- Aircraft Make / Model
- Work Undertaken
David Bremner, Bristol Scout
The propeller for our Bristol Scout may be a perfect reproduction of the original, but it is unquestionably a work of art in its own right. Hercules propellers took endless pains to get it exactly right – even to the extent of finding (goodness knows where) the letter stamps that would reproduce the correct typeface for the markings on the propeller boss. We can’t wait to see how it performs in the air!
Francis Donald Holden Bremner flew the Bristol Scout during the First World War. His grandsons David and Rick Bremner, along with their friend Theo Wilford have been rebuilding his aeroplane from a few small parts kept as souvenirs – the control stick, rudder bar and one magneto.
The trio started building the replica Scout in 1983 – it is due to be flying in 2016 to commemorate the battle of the Somme.
The Bristol Scout was a single-engine, single-seat fighter intended to supply ground commanders with an advantageous ‘eye in the sky’. The initial prototype, Scout A, was unveiled in 1913 with a top speed of 100 miles per hour, a service ceiling of 14,000 feet and an endurance of 2.5 hours. Its design was regarded as very streamlined and consisted of a well-contoured fuselage with the single rotary piston engine set to the front and a conventional tail to the rear.
The engine powered a two-bladed wooden propeller, of which a faithful reproduction has been produced here at Hercules from American Black Walnut.
The open air cockpit was held just under and aft of the upper wing assembly with generally adequate views. The Scout B was established as an early militarised form and led to the development of the Scout C – which was the one flown by the Bremner’s grandfather.

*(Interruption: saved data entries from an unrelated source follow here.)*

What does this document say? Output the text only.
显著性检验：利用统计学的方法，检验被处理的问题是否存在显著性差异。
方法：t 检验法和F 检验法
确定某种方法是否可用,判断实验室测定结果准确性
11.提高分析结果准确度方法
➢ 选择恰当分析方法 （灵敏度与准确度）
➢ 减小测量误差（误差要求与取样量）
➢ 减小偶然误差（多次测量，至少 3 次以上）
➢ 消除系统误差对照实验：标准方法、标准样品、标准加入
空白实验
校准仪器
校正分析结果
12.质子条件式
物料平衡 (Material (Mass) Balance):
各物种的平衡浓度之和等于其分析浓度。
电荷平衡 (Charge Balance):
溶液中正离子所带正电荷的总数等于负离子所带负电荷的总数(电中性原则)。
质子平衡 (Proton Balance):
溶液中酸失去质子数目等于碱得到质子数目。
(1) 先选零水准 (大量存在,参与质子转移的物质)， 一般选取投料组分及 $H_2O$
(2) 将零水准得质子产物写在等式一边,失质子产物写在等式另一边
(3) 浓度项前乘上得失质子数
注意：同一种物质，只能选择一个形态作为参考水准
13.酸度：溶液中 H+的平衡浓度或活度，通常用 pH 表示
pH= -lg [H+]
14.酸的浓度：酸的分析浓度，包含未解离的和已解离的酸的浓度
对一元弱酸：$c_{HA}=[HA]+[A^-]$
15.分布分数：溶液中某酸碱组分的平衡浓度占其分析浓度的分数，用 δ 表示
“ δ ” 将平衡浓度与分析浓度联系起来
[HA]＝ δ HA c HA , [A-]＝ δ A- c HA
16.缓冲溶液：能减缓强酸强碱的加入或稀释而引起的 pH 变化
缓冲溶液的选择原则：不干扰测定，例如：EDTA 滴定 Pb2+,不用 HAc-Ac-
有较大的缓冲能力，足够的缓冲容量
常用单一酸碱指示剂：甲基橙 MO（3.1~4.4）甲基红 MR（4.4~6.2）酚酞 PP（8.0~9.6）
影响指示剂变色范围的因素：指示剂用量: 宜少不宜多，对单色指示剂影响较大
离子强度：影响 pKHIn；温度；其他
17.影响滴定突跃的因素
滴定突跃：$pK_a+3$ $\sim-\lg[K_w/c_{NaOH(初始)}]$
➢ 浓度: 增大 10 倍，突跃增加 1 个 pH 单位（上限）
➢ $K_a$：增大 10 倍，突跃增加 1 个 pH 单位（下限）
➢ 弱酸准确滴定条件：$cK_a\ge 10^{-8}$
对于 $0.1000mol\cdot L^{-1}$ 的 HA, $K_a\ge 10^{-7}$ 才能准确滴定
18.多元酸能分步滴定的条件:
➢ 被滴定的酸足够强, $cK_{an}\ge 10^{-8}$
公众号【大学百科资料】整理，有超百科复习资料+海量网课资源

Type C aircraft was first ordered by the British government on November 5, 1914, in a 12 aircraft production batch for the Royal Flying Corps. It was later commissioned by the competing Royal Naval Air Service (RNAS) in a 24-aircraft batch and its first combat was in February 1915. It was armed with a standardised mounting and a 7.7mm Lewis machine gun along the left side of the fuselage away from the spinning propeller arc. Some were also finished with their guns fielded across the upper wing assembly.
Targets ranged from enemy aircraft (patrol, escort, interception), bombers, observation balloons, ground-based ‘targets of opportunity’ and even Zeppelins, which regularly patrolled airspaces.